Sunscreen 101: A Dermatologist's 3 Tips for Real UV Protection
Mineral vs chemical, how much to apply, and what SPF/PA numbers mean — a board-certified Seoul dermatologist's practical guide to using sunscreen correctly.
This is an English adaptation of a clinical article Dr. SangYoul Yun — board-certified dermatologist and Medical Director of Delight Dermatology in Gangnam, Seoul — originally published in Korean. Read the Korean original on Naver. It has been restructured and translated for international readers.
Late summer and early autumn are when your skin sees the most ultraviolet (UV) light of the year — and UV is the single largest cause of skin aging, on top of triggering a range of skin problems. After ten years in dermatology, the questions I hear most about sunscreen are always the same three: which type should I use, how much should I apply, and what do the numbers mean? Here is how I answer them.
First, a quick word on the UV that reaches you
There are three types of ultraviolet light — UVA, UVB and UVC.
- UVC is absorbed by the ozone layer and does not reach the ground.
- UVB is largely absorbed by the ozone layer, with only part reaching the surface. It is mostly blocked by glass, but it carries strong energy — long exposure can cause sunburn, skin cancer, photoaging, pigmentation and cataracts.
- UVA has a longer wavelength, so most of it reaches the ground and it passes straight through window glass. Over time it drives wrinkles and photoaging.
Because both UVA and UVB matter, you want a sunscreen that handles both — which is exactly what the numbers on the tube are telling you (more on that below).
Tip 1 — Choose the right type for your skin (mineral vs chemical)
Sunscreens split into two broad families: those that leave a white cast and those that don't — in other words, mineral (physical) and chemical filters.
| Mineral (physical) | Chemical | |
|---|---|---|
| How it works | Sits on the skin and physically reflects UV away | Absorbs UV in the epidermis and converts it to heat |
| Ingredients | Titanium dioxide, zinc oxide (only these two) | Oxybenzone, avobenzone, and others |
| Feel | Works immediately; can leave a white cast | Spreads well, layers easily under makeup |
So who should use which?
- Most people reach for a chemical sunscreen, simply because it spreads more comfortably.

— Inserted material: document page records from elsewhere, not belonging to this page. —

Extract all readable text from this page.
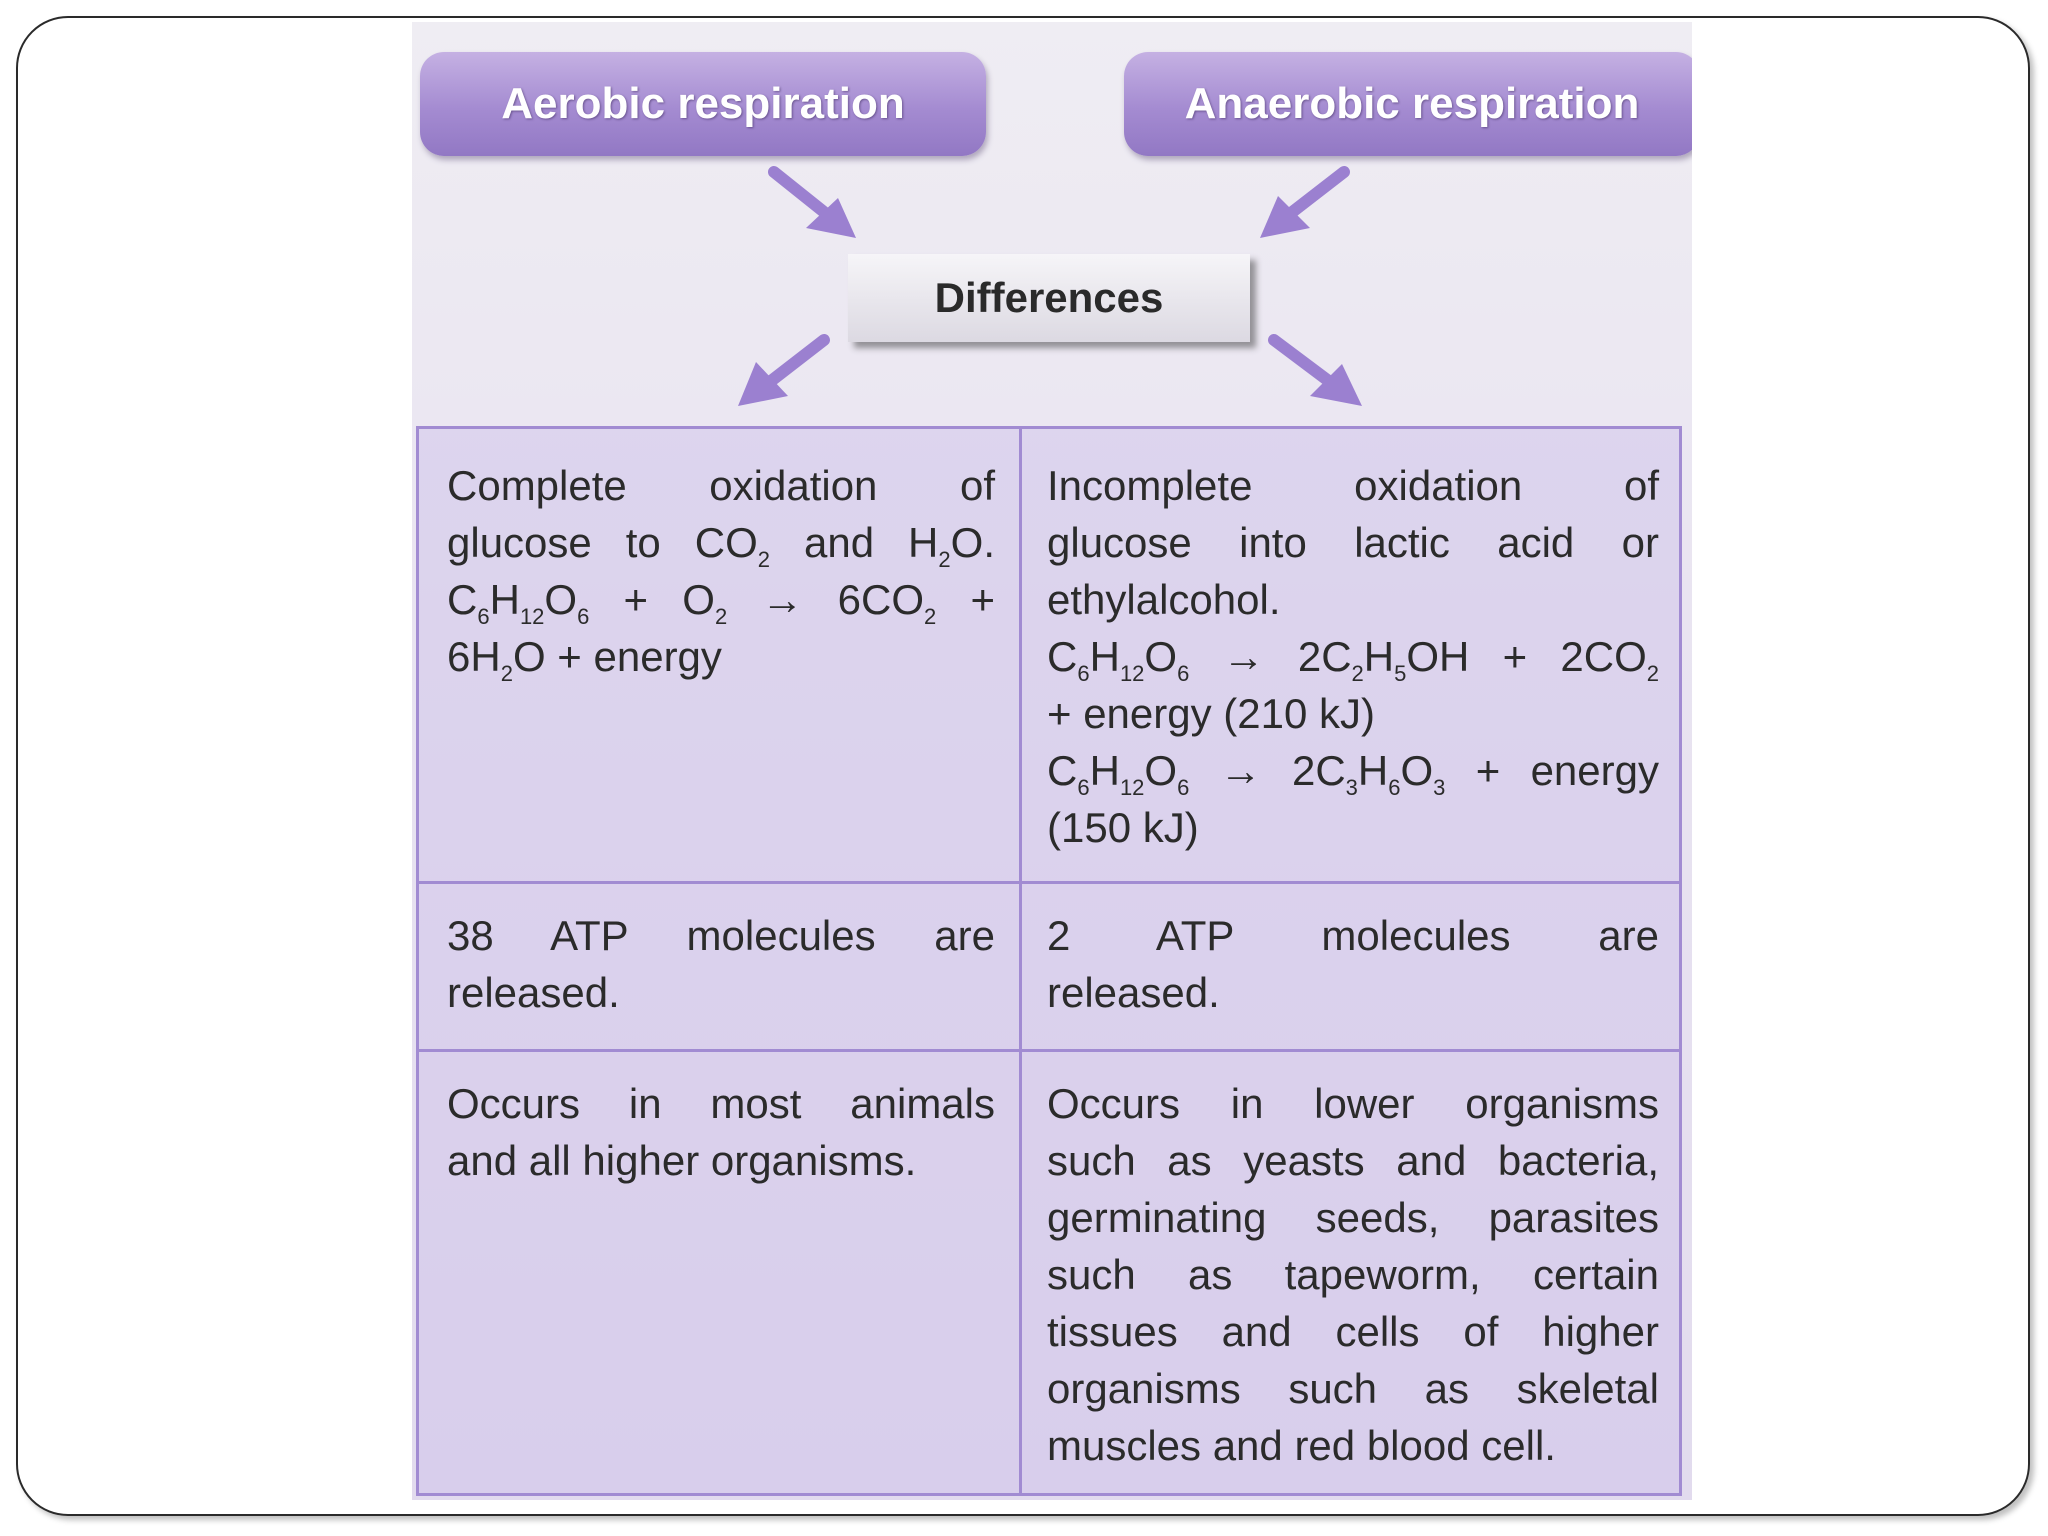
Aerobic respiration	Anaerobic respiration
Differences
Complete oxidation of
glucose to $CO_2$ and $H_2O$.
$C_6H_{12}O_6 + O_2 \to 6CO_2$ +
$6H_2O$ + energy
Incomplete oxidation of
glucose into lactic acid or
ethylalcohol.
$C_6H_{12}O_6 \to 2C_2H_5OH + 2CO_2$
+ energy (210 kJ)
$C_6H_{12}O_6 \to 2C_3H_6O_3$ + energy
(150 kJ)
38 ATP molecules are
released.
2 ATP molecules are
released.
Occurs in most animals
and all higher organisms.
Occurs in lower organisms
such as yeasts and bacteria,
germinating seeds, parasites
such as tapeworm, certain
tissues and cells of higher
organisms such as skeletal
muscles and red blood cell.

- Sensitive skin may do better with a mineral sunscreen, because chemical filters can occasionally provoke an allergic reaction.
- Skin prone to folliculitis around the face is often better with a chemical formula — a mineral sunscreen can block pores and aggravate the inflammation.
Tip 2 — Use enough, and reapply
The most common mistake is using too little. The face averages roughly 400 cm², and the recommended amount is about 2 mg/cm² — which works out to around 800 mg per application. In practice that means squeezing sunscreen along your fingers and applying until your face looks noticeably white for a moment. A useful guide is the "two-finger" method: a strip laid along your index and middle fingers.
Applying that much in one go is honestly difficult, so when you're outdoors, plan to reapply once every 2–3 hours.
Tip 3 — Read the SPF and PA numbers correctly
SPF tells you how well a product blocks UVB. The jump from SPF 30 to SPF 50 sounds like double the protection, but in practice SPF 30 blocks about 97% of UVB and SPF 50 about 98% — a small real-world gap. A higher number is still a little better, all else being equal.
PA indicates how much UVA a product blocks. For everyday use, PA3+ (PA+++) is generally enough. A sunscreen that carries both a solid SPF and a PA rating gives you close to maximal everyday protection.
Since UV is the biggest driver of skin aging — and a major contributor to melasma and other pigmentation — diligent daily sun protection is one of the highest-value habits for keeping skin younger for longer. Treating existing pigment is far harder than preventing it, so consistent sunscreen belongs at the core of any skin-care routine.
Medical disclaimer. This article is general information and does not replace individual consultation. The best sunscreen type depends on your skin, and any persistent pigmentation, sunburn reaction or skin lesion should be assessed by a dermatologist in person.
Notice: The information in this article is for general educational purposes only and does not constitute medical advice. Individual treatment plans are determined through personal consultation with a board-certified dermatologist. Results may vary.